Document Type

Article

Publication Date

2001

Abstract

This Paper analyses how the network of enforcers envisaged in the Proposal for a Council Regulation on the implementation of the rules on competition laid down in Articles 81 and 82 of the EC Treaty (September 2000) would operate. We identify four issues. First, we observe that the Proposal (unlike the White Paper) includes safeguards to avoid a shift of competence in favour of national competition laws, which may be questionable in terms of subsidiarity. Second, we recognise that the accountability of antitrust authorities might vary across the members of the network, so that, for instance, some authorities may be more prone than others to accept industrial policy considerations. The preservation of the Commission’s monopoly (among administrative units) with respect to decisions granting a positive application of Article 81(3) (a matter which was not fully clear in the White Paper) can be seen in this light. We suggest that the imposition of institutional constraints on Member States like accountability and independence standards could have been a more effective way of addressing the issue. Third, we observe that in the proposed framework, sequential enforcement by several authorities is likely to occur and that each Member States will have little incentive to take into account in its decision the interests of other Member States.

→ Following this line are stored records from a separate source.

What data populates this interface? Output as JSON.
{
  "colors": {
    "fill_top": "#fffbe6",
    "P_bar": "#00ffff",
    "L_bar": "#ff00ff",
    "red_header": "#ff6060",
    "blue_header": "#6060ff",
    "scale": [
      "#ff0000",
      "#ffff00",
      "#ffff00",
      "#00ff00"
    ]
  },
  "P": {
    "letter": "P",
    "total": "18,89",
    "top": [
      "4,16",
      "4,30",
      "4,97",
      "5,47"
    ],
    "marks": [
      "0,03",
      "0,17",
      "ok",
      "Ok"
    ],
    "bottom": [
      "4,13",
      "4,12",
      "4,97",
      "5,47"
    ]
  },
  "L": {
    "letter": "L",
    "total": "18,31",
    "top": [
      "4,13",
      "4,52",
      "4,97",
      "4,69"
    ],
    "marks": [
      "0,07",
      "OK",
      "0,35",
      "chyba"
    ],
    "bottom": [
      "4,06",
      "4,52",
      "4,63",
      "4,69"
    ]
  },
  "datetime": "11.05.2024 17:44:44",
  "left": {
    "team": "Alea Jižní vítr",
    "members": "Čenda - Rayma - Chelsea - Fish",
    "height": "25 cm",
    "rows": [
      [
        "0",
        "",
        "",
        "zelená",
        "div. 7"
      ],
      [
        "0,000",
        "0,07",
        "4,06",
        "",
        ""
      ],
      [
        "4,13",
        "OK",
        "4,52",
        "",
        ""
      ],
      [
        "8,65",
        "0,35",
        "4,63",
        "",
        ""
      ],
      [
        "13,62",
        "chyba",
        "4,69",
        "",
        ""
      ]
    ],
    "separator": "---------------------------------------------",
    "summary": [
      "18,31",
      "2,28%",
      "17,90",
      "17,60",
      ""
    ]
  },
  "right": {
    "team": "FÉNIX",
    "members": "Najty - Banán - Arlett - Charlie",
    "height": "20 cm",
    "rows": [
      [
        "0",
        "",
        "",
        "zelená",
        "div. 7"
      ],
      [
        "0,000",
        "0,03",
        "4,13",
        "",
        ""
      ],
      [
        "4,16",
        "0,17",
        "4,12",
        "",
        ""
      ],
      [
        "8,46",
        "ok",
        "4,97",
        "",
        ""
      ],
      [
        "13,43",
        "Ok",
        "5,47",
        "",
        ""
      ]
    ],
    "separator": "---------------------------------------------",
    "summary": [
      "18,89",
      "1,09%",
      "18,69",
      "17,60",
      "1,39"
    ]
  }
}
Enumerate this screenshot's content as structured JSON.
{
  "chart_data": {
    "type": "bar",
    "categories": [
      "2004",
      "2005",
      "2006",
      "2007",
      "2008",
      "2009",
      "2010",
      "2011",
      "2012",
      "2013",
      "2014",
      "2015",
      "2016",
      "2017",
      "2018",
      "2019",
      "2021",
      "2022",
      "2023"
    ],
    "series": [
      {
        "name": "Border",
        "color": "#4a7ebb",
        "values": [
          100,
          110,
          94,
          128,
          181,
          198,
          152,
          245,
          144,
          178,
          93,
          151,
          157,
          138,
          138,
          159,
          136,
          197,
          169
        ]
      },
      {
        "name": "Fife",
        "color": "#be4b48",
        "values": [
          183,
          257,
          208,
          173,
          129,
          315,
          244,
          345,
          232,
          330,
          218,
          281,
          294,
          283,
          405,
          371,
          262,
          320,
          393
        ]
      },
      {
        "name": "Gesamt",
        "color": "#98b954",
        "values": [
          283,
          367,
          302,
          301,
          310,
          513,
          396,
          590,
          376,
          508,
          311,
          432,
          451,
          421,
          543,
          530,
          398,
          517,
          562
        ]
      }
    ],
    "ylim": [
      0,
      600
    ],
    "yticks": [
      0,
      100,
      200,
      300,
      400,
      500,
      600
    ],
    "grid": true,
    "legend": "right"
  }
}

We show that such a system of enforcement can have a ‘disintegrating effect ’, to the extent that it does not allow for a balance between positive and negative net benefits across Member States. The Proposal contains a number of measures which may reduce the scope of multiple enforcement, without however addressing the underlying incentive issue. We suggest that additional co-ordination between the members of the network may prove necessary. In particular, we advocate the re-emergence in the intra-EC context of a ‘positive comity’ obligation and we suggest that a formal procedure for co-ordination between different institutions might turn out to be necessary. Finally, we observe that if the Proposal formalises the (vertical) relationship between the Commission and the national competition authorities (beyond what was considered in the White Paper), it fails to bind the Commission discretion. We argue, in light of the US experience with multiple enforcement that such commitment would be useful.